Second-quarter slowdown and macroeconomic headwinds weigh on RevPAR outlook, with modest recovery expected in the second half of the year
Jun 12, 2025
Consulting firm PwC has revised its 2025 U.S. hotel performance forecast downward, citing economic uncertainty, geopolitical tensions, and a soft second quarter. While inbound international business travel remains a bright spot, domestic demand appears uneven. PwC’s May 2025 Hospitality Directions report reflects a more cautious industry outlook, echoing recent forecast downgrades from other analysts like STR, CBRE, and LARC.
Key takeaways
- Lowered forecast for RevPAR: PwC now expects U.S. RevPAR (revenue per available room) in 2025 to rise by just 0.9% to $101.16, down from its previous forecast of 1.5% growth.
- Muted occupancy growth: Projected occupancy is 63.1%, up just 0.1 percentage points from 2024—unchanged from November’s forecast.
- ADR (Average Daily Rate): Expected to increase 0.8% to $160.30, down from a 1.3% gain previously projected.
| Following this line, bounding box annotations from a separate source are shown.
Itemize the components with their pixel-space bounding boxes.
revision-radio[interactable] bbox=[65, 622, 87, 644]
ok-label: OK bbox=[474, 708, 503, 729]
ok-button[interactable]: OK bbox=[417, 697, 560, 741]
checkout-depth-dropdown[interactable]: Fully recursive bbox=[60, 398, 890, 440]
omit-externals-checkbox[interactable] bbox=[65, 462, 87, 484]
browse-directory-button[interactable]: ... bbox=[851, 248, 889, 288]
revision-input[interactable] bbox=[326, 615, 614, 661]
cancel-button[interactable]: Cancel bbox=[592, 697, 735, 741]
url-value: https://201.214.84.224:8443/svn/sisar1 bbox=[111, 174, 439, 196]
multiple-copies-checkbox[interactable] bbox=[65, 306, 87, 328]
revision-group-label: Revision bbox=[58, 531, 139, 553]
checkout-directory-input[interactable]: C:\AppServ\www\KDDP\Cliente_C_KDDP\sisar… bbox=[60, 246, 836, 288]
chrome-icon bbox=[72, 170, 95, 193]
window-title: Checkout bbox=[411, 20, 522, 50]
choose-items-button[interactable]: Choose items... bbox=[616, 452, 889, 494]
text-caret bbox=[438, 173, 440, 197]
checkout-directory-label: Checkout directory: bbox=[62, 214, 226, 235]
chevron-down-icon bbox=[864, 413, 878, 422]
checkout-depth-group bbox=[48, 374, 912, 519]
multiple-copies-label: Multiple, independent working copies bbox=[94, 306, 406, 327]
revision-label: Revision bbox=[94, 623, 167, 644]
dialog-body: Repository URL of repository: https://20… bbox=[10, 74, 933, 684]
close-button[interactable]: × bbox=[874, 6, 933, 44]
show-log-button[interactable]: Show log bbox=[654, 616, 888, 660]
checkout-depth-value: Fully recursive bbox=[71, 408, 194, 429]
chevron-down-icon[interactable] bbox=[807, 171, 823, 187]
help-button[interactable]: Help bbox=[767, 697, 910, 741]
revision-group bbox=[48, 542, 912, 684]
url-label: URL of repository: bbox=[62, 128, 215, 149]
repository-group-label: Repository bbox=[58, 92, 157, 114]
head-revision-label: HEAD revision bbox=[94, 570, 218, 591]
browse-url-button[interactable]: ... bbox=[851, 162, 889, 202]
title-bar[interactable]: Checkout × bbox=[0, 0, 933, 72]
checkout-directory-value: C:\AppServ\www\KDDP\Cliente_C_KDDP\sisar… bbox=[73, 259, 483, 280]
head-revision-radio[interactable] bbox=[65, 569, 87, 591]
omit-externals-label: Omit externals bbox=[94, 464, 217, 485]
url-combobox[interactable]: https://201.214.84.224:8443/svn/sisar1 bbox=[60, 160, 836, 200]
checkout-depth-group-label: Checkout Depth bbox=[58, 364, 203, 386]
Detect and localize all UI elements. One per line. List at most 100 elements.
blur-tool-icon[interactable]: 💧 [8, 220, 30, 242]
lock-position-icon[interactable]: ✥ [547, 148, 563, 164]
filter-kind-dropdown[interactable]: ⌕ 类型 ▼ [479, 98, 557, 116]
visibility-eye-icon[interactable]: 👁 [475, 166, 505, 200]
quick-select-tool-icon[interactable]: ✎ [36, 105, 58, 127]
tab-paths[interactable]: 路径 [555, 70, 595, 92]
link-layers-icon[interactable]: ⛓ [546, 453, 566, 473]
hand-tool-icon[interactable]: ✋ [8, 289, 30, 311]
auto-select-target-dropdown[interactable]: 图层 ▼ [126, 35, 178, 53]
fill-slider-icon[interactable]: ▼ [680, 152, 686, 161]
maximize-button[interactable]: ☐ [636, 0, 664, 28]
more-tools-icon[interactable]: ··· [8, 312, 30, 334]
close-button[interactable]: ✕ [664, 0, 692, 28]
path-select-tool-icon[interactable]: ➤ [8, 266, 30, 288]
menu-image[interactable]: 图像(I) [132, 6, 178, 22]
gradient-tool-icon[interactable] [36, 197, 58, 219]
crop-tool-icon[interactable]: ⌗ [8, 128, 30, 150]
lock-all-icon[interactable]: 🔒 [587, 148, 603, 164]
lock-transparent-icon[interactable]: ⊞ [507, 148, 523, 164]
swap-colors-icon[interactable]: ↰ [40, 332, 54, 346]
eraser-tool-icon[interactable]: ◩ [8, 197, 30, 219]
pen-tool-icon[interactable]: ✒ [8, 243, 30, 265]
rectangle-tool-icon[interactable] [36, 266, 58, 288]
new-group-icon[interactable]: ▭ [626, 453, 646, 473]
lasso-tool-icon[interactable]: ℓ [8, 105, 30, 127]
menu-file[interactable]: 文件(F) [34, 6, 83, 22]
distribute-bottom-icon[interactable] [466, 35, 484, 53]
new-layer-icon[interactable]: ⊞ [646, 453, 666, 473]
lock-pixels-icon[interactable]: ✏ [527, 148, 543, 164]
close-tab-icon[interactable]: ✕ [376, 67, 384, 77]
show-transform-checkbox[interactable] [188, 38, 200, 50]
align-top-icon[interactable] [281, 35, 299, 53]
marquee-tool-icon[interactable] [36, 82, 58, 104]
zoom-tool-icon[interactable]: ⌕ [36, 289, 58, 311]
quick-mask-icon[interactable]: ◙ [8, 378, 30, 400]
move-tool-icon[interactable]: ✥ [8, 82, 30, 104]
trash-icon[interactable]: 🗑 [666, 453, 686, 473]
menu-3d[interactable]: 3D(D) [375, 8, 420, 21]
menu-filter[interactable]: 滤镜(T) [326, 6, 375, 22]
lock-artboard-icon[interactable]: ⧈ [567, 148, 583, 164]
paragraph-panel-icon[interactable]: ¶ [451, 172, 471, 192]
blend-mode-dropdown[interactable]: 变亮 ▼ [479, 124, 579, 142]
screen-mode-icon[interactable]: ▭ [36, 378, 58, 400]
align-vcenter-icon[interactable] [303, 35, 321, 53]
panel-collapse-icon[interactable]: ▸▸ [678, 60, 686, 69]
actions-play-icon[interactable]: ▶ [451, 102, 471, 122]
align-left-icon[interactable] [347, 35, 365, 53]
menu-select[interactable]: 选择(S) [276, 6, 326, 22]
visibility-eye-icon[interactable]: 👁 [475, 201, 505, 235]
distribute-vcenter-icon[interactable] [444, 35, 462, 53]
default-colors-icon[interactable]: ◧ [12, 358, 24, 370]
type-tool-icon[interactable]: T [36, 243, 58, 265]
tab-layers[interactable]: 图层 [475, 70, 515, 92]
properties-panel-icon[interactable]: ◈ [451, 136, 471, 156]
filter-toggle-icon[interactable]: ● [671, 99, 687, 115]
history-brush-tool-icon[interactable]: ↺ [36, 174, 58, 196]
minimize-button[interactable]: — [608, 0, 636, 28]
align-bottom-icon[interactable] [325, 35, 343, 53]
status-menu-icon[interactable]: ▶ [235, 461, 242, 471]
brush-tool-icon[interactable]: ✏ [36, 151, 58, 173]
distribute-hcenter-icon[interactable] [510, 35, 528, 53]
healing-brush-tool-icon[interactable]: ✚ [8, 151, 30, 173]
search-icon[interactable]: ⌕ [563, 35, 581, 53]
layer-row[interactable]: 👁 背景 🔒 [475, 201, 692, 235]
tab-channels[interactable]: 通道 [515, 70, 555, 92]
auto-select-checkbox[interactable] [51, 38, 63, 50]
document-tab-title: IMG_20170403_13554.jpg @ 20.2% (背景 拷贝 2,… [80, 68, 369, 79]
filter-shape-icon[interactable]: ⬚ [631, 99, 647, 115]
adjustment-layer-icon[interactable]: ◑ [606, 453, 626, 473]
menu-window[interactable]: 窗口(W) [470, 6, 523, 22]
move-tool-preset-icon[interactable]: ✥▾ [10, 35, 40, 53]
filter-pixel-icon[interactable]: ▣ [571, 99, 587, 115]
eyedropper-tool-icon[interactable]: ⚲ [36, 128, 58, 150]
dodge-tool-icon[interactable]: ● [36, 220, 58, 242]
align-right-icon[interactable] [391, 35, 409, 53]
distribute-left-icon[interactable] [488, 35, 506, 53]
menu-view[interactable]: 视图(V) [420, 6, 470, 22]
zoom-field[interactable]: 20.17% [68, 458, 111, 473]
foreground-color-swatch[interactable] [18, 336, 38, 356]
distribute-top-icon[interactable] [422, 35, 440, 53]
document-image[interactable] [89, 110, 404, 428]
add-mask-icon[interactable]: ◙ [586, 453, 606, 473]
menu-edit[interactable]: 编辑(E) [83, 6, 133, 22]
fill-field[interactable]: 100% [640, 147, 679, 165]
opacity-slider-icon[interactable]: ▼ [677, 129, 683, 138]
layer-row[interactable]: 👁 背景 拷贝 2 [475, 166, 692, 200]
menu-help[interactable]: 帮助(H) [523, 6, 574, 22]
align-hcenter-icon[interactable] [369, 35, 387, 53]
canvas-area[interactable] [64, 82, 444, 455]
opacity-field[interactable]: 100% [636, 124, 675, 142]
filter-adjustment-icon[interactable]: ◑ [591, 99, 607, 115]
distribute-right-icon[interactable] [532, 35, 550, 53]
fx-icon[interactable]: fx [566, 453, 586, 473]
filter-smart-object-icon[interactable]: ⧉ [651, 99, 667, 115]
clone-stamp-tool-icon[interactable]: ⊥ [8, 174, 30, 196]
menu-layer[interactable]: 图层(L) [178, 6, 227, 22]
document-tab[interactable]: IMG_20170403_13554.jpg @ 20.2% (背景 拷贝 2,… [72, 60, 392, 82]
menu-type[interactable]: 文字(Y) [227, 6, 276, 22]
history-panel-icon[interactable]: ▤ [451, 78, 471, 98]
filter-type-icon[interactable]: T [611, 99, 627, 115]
- Second-quarter slowdown: PwC reports a 1.2% year-over-year decline in Q2 RevPAR, citing “significant deceleration” in travel demand.
- Stronger H2 outlook: RevPAR is forecast to rebound with 1.1% growth in Q3 and 1.8% in Q4 as economic conditions stabilize.
- Mixed domestic corporate travel: Business travel within the U.S. shows stable demand in premium segments and group bookings, but weakness in budget categories.
- International travel resilient: Inbound international business travel continues to demonstrate strong performance.
- Wider industry trend: Other forecasters (STR, LARC, CBRE) have similarly downgraded 2025 outlooks, reflecting broader economic uncertainty.